What an interesting evening, many thanks to Roger who dropped by to share with us his interest in Fenny Bridges Mill. He has a death certificate gleaned for his interest in postal history. The certificate relates to Edward Coombe, Miller who died in 1840 and buried at St Anne's Chapel, but the graves there where re interred at Feniton Church. This is the inscription on the grave:
Edward COOMBE of Feniton Mills in this Parish who gave land for the building of this Chapel
d. 10.3.1840 in 44TH year of age
Also in the same vault Sarah COOMBE his wife d. 9.1.1860
(re-interred from Fenny Bridges Chapel 1949)
Roger explained the marks on the folded death certificate gave the date of receipt and the recipient would have paid the postage, envelopes were not used to the cost down.
More can be read here:
Regarding the roads in the village Jo kindly sent this note:
My Dad used to tell me that he remembered the remains of the 'old road' which come down through a cleft in the rock behind Nap Cottage.

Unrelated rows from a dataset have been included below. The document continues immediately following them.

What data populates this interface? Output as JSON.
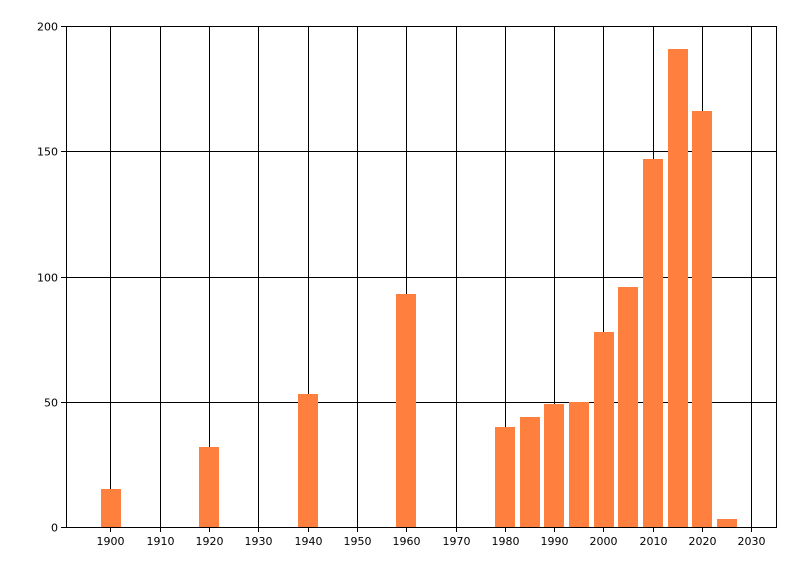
{
  "chart_data": {
    "type": "bar",
    "title": "",
    "xlabel": "",
    "ylabel": "",
    "xlim": [
      1891,
      2035
    ],
    "ylim": [
      0,
      200
    ],
    "x_ticks": [
      1900,
      1910,
      1920,
      1930,
      1940,
      1950,
      1960,
      1970,
      1980,
      1990,
      2000,
      2010,
      2020,
      2030
    ],
    "y_ticks": [
      0,
      50,
      100,
      150,
      200
    ],
    "grid": true,
    "bar_width_years": 4,
    "bar_color": "#ff7f3f",
    "series": [
      {
        "x": [
          1900,
          1920,
          1940,
          1960,
          1980,
          1985,
          1990,
          1995,
          2000,
          2005,
          2010,
          2015,
          2020,
          2025
        ],
        "values": [
          15,
          32,
          53,
          93,
          40,
          44,
          49,
          50,
          78,
          96,
          147,
          191,
          166,
          3
        ]
      }
    ]
  }
}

A cross road went North to Rutts at the top of the rise where Rutts Lane is now.
He said there was an old woman's cottage built into the cliff at the back of Nap Cottage garden and he and his mates used to climb up above it and drop stones on the roof. I think it was of corrugated iron so they were typical little horrors!! [Alan said his father was one of the little horrors!]
He remembered the new road being built as the Council needed to buy some of the Glebe Lands belonging to the Rectory (then Feniton House) and they lowered Broad Road gradually as it rose towards the Station so that the slope to Rutts was passable too. They built the wall along the length of the Glebe Lands so as to keep the field up instead of buying more land to make a slope.
When I was on the Parish Council, Devon County wrote to ask who owned that wall as it was in bad condition. I was able to give them the above details and to assure them that they owned it themselves! To my knowledge, no repair work has ever been carried out by them since that date!! Jo Chown
Thank you Jo.
Our work on the display for the Patteson Event was very well received, thank you, the credit goes to all who helped. Jackie went on the walk to Alfington and a wonderful spread was lovely put on by Alfington Church.
Geoff explained there are still van loads of documents, including letters to Santa!!, to be indexed and sorted in the Devon Heritage Centre, a work in progress.
Brenda asked us for photos suitable for the Parish Magazine cover, must have good definition to reproduce in black and white.
Memories of the snow in 1963 were discussed.
Our earlier discussions on the coach Bishop Patteson would have taken to the train at Cullompton led Brenda to spot a print in an auction sale at Ottery of Russell's Flying Wagons.
This link is very interesting:
Brenda also found out that Russell bought farms along the route to rest the horses, one being at Redloft Farm Offwell, no longer there now.
The railways, of course changed all this. Brenda's great grandfather worked on the construction and was killed in a fall while working on a tunnel at Fowey in 1874.
Bill reported he is working with David to carve oak name plaques to place on the pews with coats of arms on so that the families are identified to visitors. He has also kindly offered to make one for the History Group to place by our displays, following Brenda saying we should have put our name up on the boards to say we had done the work on the boards. Thank you Bill.
Our next event is the talk with Chris Wakefield from Ottery Heritage on Boundaries in the Church on 30th April. To be followed by the Rogation and Beating the Bounds walk on 10th May.
The Friends of St. Andrew's are holding a Wedding Dress display in the Church weekend of the 16th May. Brenda is writing up the history of wedding dresses to accompany the dresses.
Our next meeting will be on Thurs. 7th May in the Nog Inn.
To close we must pass on our Congratulations to David and Sheila on the celebration of their Golden Wedding Anniversary.